Prerequisite: COMP_SCI 150
Learning Objectives
(General overview)
- Students will understand the core concepts and scope of data science.
- Students will understand the stages of the data science lifecycle and the common tools and techniques used.
- Students will be able to formulate and scope innovative, relevant, or scientific questions that can be addressed with data.
- Students will be able to utilize computational thinking for problem-solving in data science.
- Students will be able to present data findings through written communications and visual aids through homework assignments and a project presentation.
(Related to specific. topics)
- Students will be able to conduct exploratory data analysis to uncover insights.
- Students will know and be able to apply principles of data cleaning and manipulation.
- Students will know and be able to apply the principles of algorithmic data collection and joining of multiple data sources.
- Students will know and be able to identify and avoid common pitfalls in data analytics, such as algorithmic bias.
- Students will know and be able to construct reproducible data science pipelines to ensure replicability of analyses.
(If time permits)
- Students will understand and apply best practices for handling and protecting sensitive data.
- Students will be able to implement version control to manage and track changes in data projects.
Topics
- Introduction to data science
- Data exploration and visualization
- Data manipulation, transformation, and standardization
- Algorithmic data retrieval methods
- Statistical modeling and machine learning
- Introduction to cloud computing
- Ethics and algorithmic bias
(If time permits)
- Data security and privacy
- Version control
DATA_ENG 300 Data Engineering Studio
Offered: Winter (TTh 12:30-1:50 p.m.) and Spring (TTh 9:30-10:50 a.m.)
Data Engineering Studio teaches how to build a sustainable data science lifecycle.
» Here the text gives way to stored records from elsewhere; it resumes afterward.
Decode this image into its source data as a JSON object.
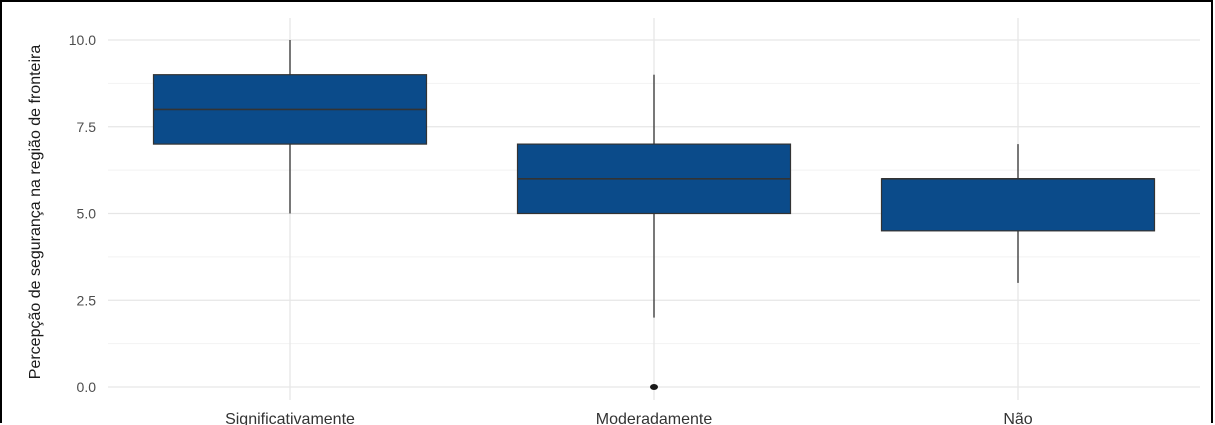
{
  "chart_data": {
    "type": "box",
    "ylabel": "Percepção de segurança na região de fronteira",
    "xlabel": "",
    "ylim": [
      0,
      10
    ],
    "y_ticks": [
      "0.0",
      "2.5",
      "5.0",
      "7.5",
      "10.0"
    ],
    "y_tick_values": [
      0,
      2.5,
      5,
      7.5,
      10
    ],
    "grid": true,
    "box_color": "#0b4b8a",
    "categories": [
      "Significativamente",
      "Moderadamente",
      "Não"
    ],
    "boxes": [
      {
        "category": "Significativamente",
        "whisker_low": 5.0,
        "q1": 7.0,
        "median": 8.0,
        "q3": 9.0,
        "whisker_high": 10.0,
        "outliers": []
      },
      {
        "category": "Moderadamente",
        "whisker_low": 2.0,
        "q1": 5.0,
        "median": 6.0,
        "q3": 7.0,
        "whisker_high": 9.0,
        "outliers": [
          0.0
        ]
      },
      {
        "category": "Não",
        "whisker_low": 3.0,
        "q1": 4.5,
        "median": 6.0,
        "q3": 6.0,
        "whisker_high": 7.0,
        "outliers": []
      }
    ]
  }
}
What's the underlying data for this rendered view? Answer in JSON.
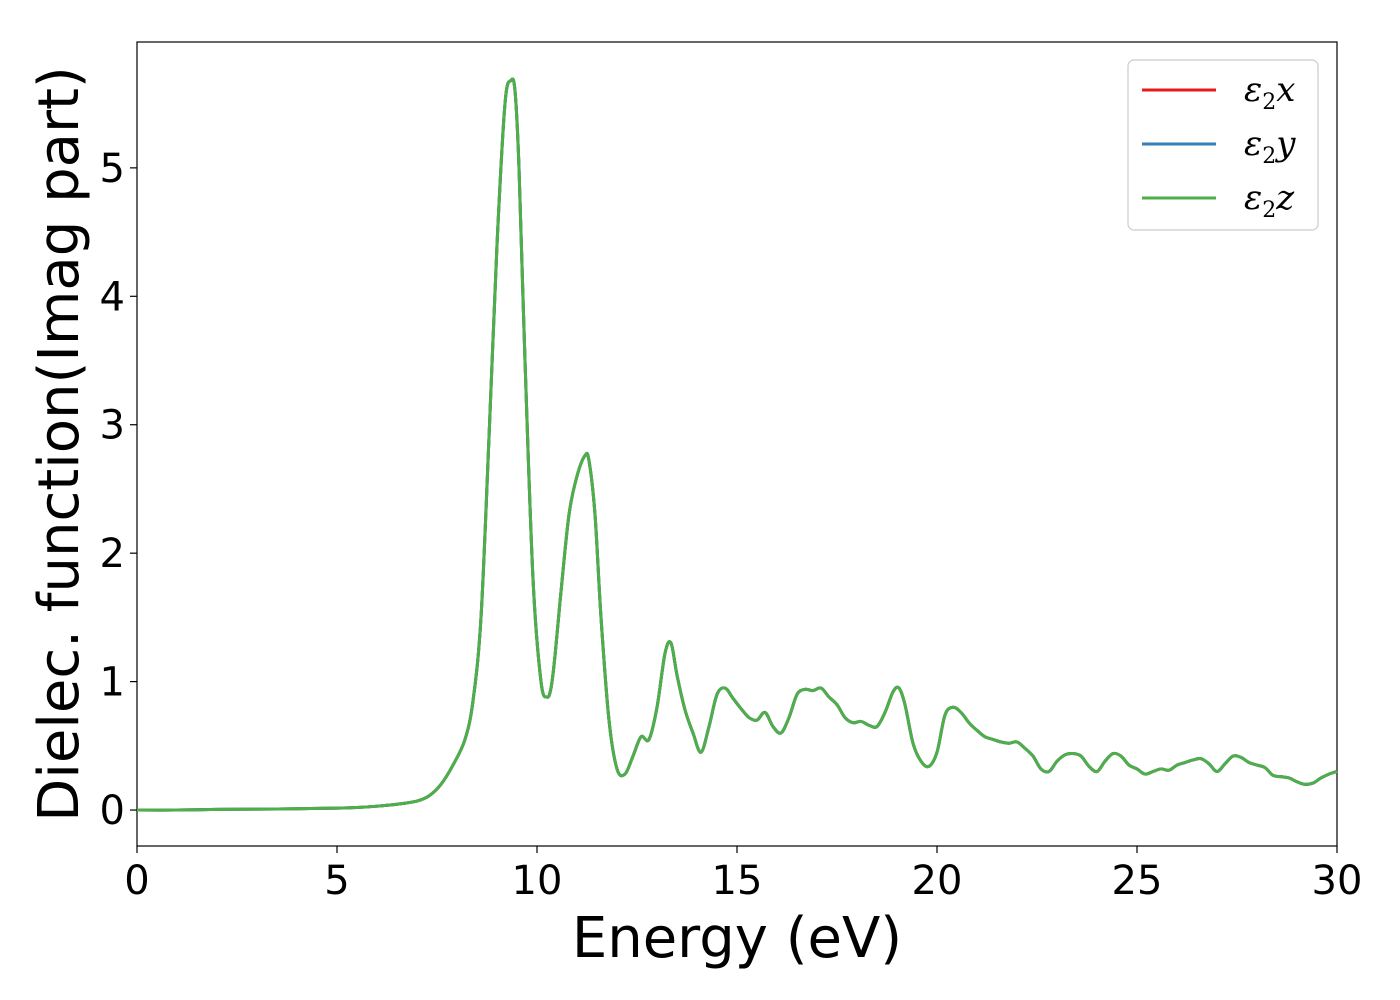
{
  "chart_data": {
    "type": "line",
    "xlabel": "Energy (eV)",
    "ylabel": "Dielec. function(Imag part)",
    "xlim": [
      0,
      30
    ],
    "ylim": [
      -0.28,
      5.98
    ],
    "xticks": [
      "0",
      "5",
      "10",
      "15",
      "20",
      "25",
      "30"
    ],
    "yticks": [
      "0",
      "1",
      "2",
      "3",
      "4",
      "5"
    ],
    "grid": false,
    "legend_position": "top-right",
    "legend": [
      {
        "sym": "ε",
        "sub": "2",
        "var": "x",
        "color": "#e41a1c"
      },
      {
        "sym": "ε",
        "sub": "2",
        "var": "y",
        "color": "#377eb8"
      },
      {
        "sym": "ε",
        "sub": "2",
        "var": "z",
        "color": "#4daf4a"
      }
    ],
    "x": [
      0,
      1,
      2,
      3,
      4,
      5,
      5.5,
      6,
      6.5,
      7,
      7.3,
      7.6,
      7.9,
      8.2,
      8.4,
      8.6,
      8.8,
      9.0,
      9.2,
      9.35,
      9.45,
      9.55,
      9.7,
      9.9,
      10.1,
      10.25,
      10.35,
      10.45,
      10.6,
      10.8,
      11.0,
      11.2,
      11.3,
      11.45,
      11.6,
      11.8,
      12.0,
      12.2,
      12.4,
      12.6,
      12.8,
      13.0,
      13.2,
      13.35,
      13.5,
      13.7,
      13.9,
      14.1,
      14.3,
      14.5,
      14.7,
      14.9,
      15.1,
      15.3,
      15.5,
      15.7,
      15.9,
      16.1,
      16.3,
      16.5,
      16.7,
      16.9,
      17.1,
      17.3,
      17.5,
      17.7,
      17.9,
      18.1,
      18.3,
      18.5,
      18.7,
      18.9,
      19.05,
      19.2,
      19.4,
      19.6,
      19.8,
      20.0,
      20.2,
      20.4,
      20.6,
      20.8,
      21.0,
      21.2,
      21.4,
      21.6,
      21.8,
      22.0,
      22.2,
      22.4,
      22.6,
      22.8,
      23.0,
      23.2,
      23.4,
      23.6,
      23.8,
      24.0,
      24.2,
      24.4,
      24.6,
      24.8,
      25.0,
      25.2,
      25.4,
      25.6,
      25.8,
      26.0,
      26.2,
      26.4,
      26.6,
      26.8,
      27.0,
      27.2,
      27.4,
      27.6,
      27.8,
      28.0,
      28.2,
      28.4,
      28.6,
      28.8,
      29.0,
      29.2,
      29.4,
      29.6,
      29.8,
      30.0
    ],
    "series": [
      {
        "values": [
          0.0,
          0.0,
          0.005,
          0.007,
          0.01,
          0.015,
          0.02,
          0.03,
          0.045,
          0.07,
          0.11,
          0.2,
          0.35,
          0.55,
          0.85,
          1.5,
          2.9,
          4.4,
          5.5,
          5.68,
          5.6,
          5.0,
          3.5,
          1.8,
          1.0,
          0.88,
          0.95,
          1.2,
          1.7,
          2.3,
          2.6,
          2.76,
          2.72,
          2.3,
          1.5,
          0.7,
          0.32,
          0.28,
          0.42,
          0.57,
          0.55,
          0.8,
          1.22,
          1.3,
          1.05,
          0.78,
          0.6,
          0.45,
          0.65,
          0.9,
          0.95,
          0.87,
          0.79,
          0.72,
          0.7,
          0.76,
          0.65,
          0.6,
          0.72,
          0.9,
          0.94,
          0.93,
          0.95,
          0.88,
          0.82,
          0.72,
          0.68,
          0.69,
          0.66,
          0.65,
          0.76,
          0.92,
          0.95,
          0.82,
          0.52,
          0.38,
          0.34,
          0.45,
          0.74,
          0.8,
          0.76,
          0.68,
          0.62,
          0.57,
          0.55,
          0.53,
          0.52,
          0.53,
          0.48,
          0.42,
          0.32,
          0.3,
          0.38,
          0.43,
          0.44,
          0.42,
          0.34,
          0.3,
          0.38,
          0.44,
          0.42,
          0.35,
          0.32,
          0.28,
          0.3,
          0.32,
          0.31,
          0.35,
          0.37,
          0.39,
          0.4,
          0.36,
          0.3,
          0.36,
          0.42,
          0.41,
          0.37,
          0.35,
          0.33,
          0.27,
          0.26,
          0.25,
          0.22,
          0.2,
          0.21,
          0.25,
          0.28,
          0.3
        ]
      }
    ]
  }
}
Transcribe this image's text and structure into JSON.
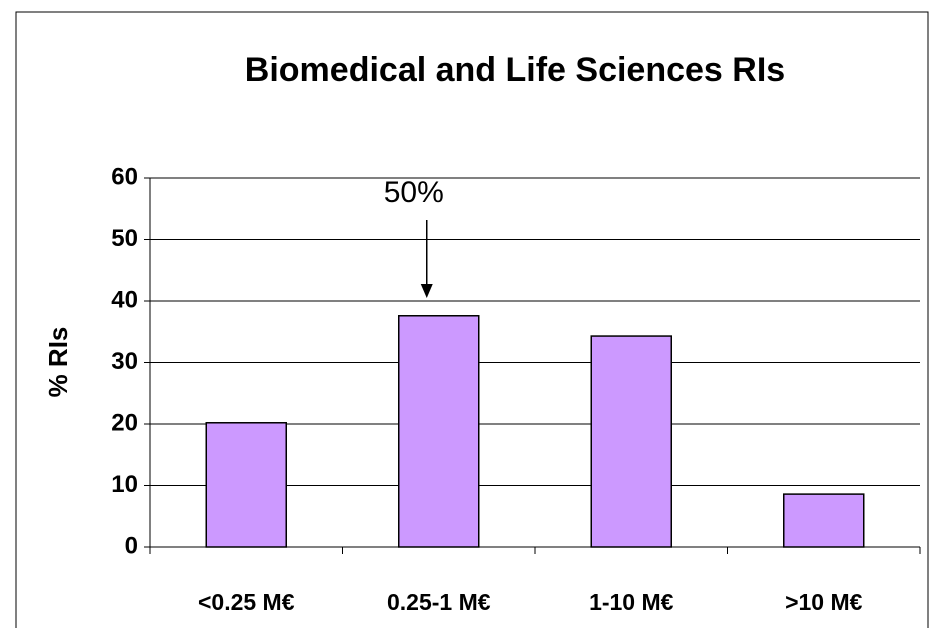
{
  "chart_data": {
    "type": "bar",
    "title": "Biomedical and Life Sciences RIs",
    "ylabel": "% RIs",
    "categories": [
      "<0.25 M€",
      "0.25-1 M€",
      "1-10 M€",
      ">10 M€"
    ],
    "values": [
      20.2,
      37.6,
      34.3,
      8.6
    ],
    "color": "#cc99ff",
    "ylim": [
      0,
      60
    ],
    "yticks": [
      0,
      10,
      20,
      30,
      40,
      50,
      60
    ],
    "grid": true,
    "annotation": "50%"
  }
}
Students will analyze data in multiple contexts (e.g., SQL, building machine learning models), share the findings with peers, and practice iteratively refining the analysis based on feedback. They will become acquainted with the common pitfalls in applying data analytics to real-world datasets. Several modern data engineering tools, such as docker containers, Spark, Airflow, and MLFlow, will be covered. This course is reserved for students pursuing the McCormick Machine Learning and Data Science Minor. We encourage students to take this course at the end of their studies in the minor. It is the second part of a two-part sequence with DATA_ENG 200.
Prerequisite: DATA_ENG 200 and 1 unit from each of the following core areas; Statistics Foundations, Intermediate Programming/Algorithmic Skills, and Applied Machine Learning.
Learning Objectives
(General Overview)
- Students will understand the core concepts and scope of data engineering.
- Students will understand the stages of the data engineering lifecycle and the common tools and techniques used.
- Students will understand and be able to conduct exploratory data analysis to uncover insights from data.
- Students will know and be able to design and manage relational and non-relational databases effectively.
- Students will understand and be able to apply the principles of distributed (cloud) computing.
- Students will be able to use Spark to accomplish extract-transform-load and extract-load-transform of data.
- Students will be able to automate data and machine learning pipelines to enhance efficiency and reproducibility.
(If time permits)
- Students will know and be able to design and implement A/B tests to evaluate hypotheses.
- Students will understand and be able to apply transfer learning techniques to improve model performance with limited data.
Topics
- Introduction to data engineering
- Containerization
- Exploratory data analysis
- Distributed (cloud) computing
- ETL and ELT via Spark
- Automation of data pipelines
- NoSQL databases
(If time permits)
- A/B testing
- Transfer learning
More information on required materials will be coming soon.